Jewish papers in circulation war

Click to follow
BRITAIN'S LEADING Jewish publication, the Jewish Chronicle, is fighting a bitter circulation war with a rival title which owes as much to a struggle for power and influence as a desire to shift more newspapers.

The London Jewish News, a free newspaper, claims that the Chronicle had tried to browbeat newsagents into not delivering it to Jewish homes. Potential advertisers had also been sent letters casting aspersions on the paper, according to Gary Stern, the LJN managing director.

Mr Stern last week launched an advertising campaign designed to "knock" the Chronicle. He also hired several advertising vans to put his message across, parking one outside the Chronicle's offices in the City of London.

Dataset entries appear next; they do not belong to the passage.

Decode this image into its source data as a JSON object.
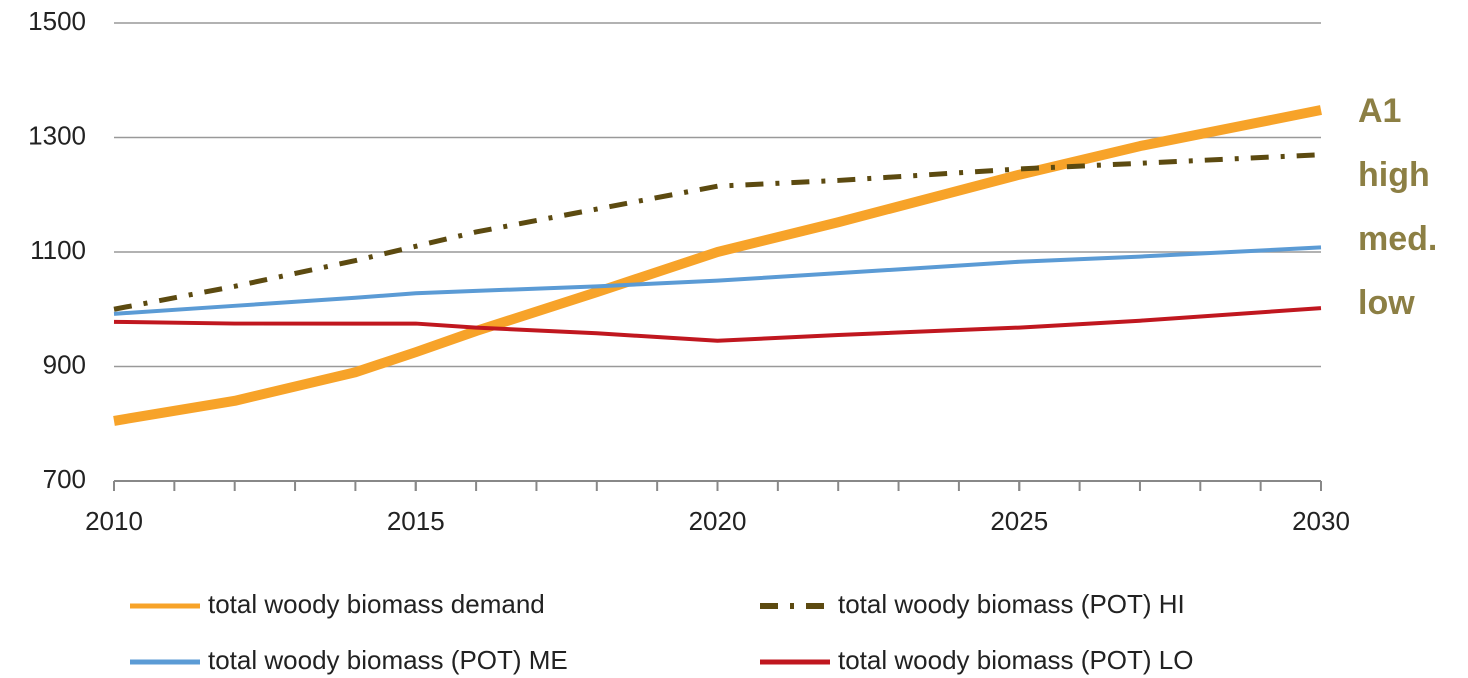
{
  "chart_data": {
    "type": "line",
    "x": [
      2010,
      2012,
      2014,
      2015,
      2016,
      2018,
      2020,
      2022,
      2025,
      2027,
      2030
    ],
    "series": [
      {
        "name": "total woody biomass demand",
        "color": "#f7a329",
        "width": 10,
        "values": [
          805,
          840,
          890,
          925,
          962,
          1030,
          1100,
          1152,
          1235,
          1285,
          1348
        ]
      },
      {
        "name": "total woody biomass (POT) HI",
        "color": "#5c4a10",
        "width": 5,
        "dashed": true,
        "values": [
          1000,
          1040,
          1085,
          1110,
          1135,
          1175,
          1215,
          1225,
          1245,
          1255,
          1270
        ]
      },
      {
        "name": "total woody biomass (POT) ME",
        "color": "#5b9bd5",
        "width": 4,
        "values": [
          992,
          1006,
          1020,
          1028,
          1032,
          1040,
          1050,
          1063,
          1083,
          1092,
          1108
        ]
      },
      {
        "name": "total woody biomass (POT) LO",
        "color": "#c0171f",
        "width": 4,
        "values": [
          978,
          975,
          975,
          975,
          968,
          958,
          945,
          955,
          968,
          980,
          1002
        ]
      }
    ],
    "xlim": [
      2010,
      2030
    ],
    "xticks": [
      2010,
      2015,
      2020,
      2025,
      2030
    ],
    "xminorticks": [
      2010,
      2011,
      2012,
      2013,
      2014,
      2015,
      2016,
      2017,
      2018,
      2019,
      2020,
      2021,
      2022,
      2023,
      2024,
      2025,
      2026,
      2027,
      2028,
      2029,
      2030
    ],
    "ylim": [
      700,
      1500
    ],
    "yticks": [
      700,
      900,
      1100,
      1300,
      1500
    ],
    "grid": true,
    "annotations": [
      "A1",
      "high",
      "med.",
      "low"
    ],
    "legend": "bottom"
  }
}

"The Jewish community is crying out for a publication which takes a fresh look at the news and does not charge extortionate advertising rates," he told The Independent on Sunday. Mr Stern, 34, claimed the Chronicle was a paper for the "chattering classes", while the LJN was "more in touch with the views of ordinary Jews".

Mr Stern, who helped to found the London Financial News, said: "I took on the Financial Times. After that, this fight with the JC appears easy."

But one critic said: "The LJN is a lightweight, it's a glorified synagogue newsletter. At best, the quality of its journalism is parochial."

Some community insiders believe that the LJN is being used as a weapon in a campaign against the Jewish Chronicle and its high-profile editor, Ned Temko.

Mr Temko dismissed the threat from the LJN, saying it was merely the latest in a long line of competitors that the Chronicle had seen off since it was founded 158 years ago.

Before becoming the Chronicle's editor in 1990, the American-born Mr Temko was a highly regarded foreign correspondent who had covered the civil war in Lebanon.

He said he did not know if the LJN would survive much longer because it was haemorrhaging money. But he said he welcomed its challenge.

"It will stop us from getting lazy. Any competition is good and we can learn from it."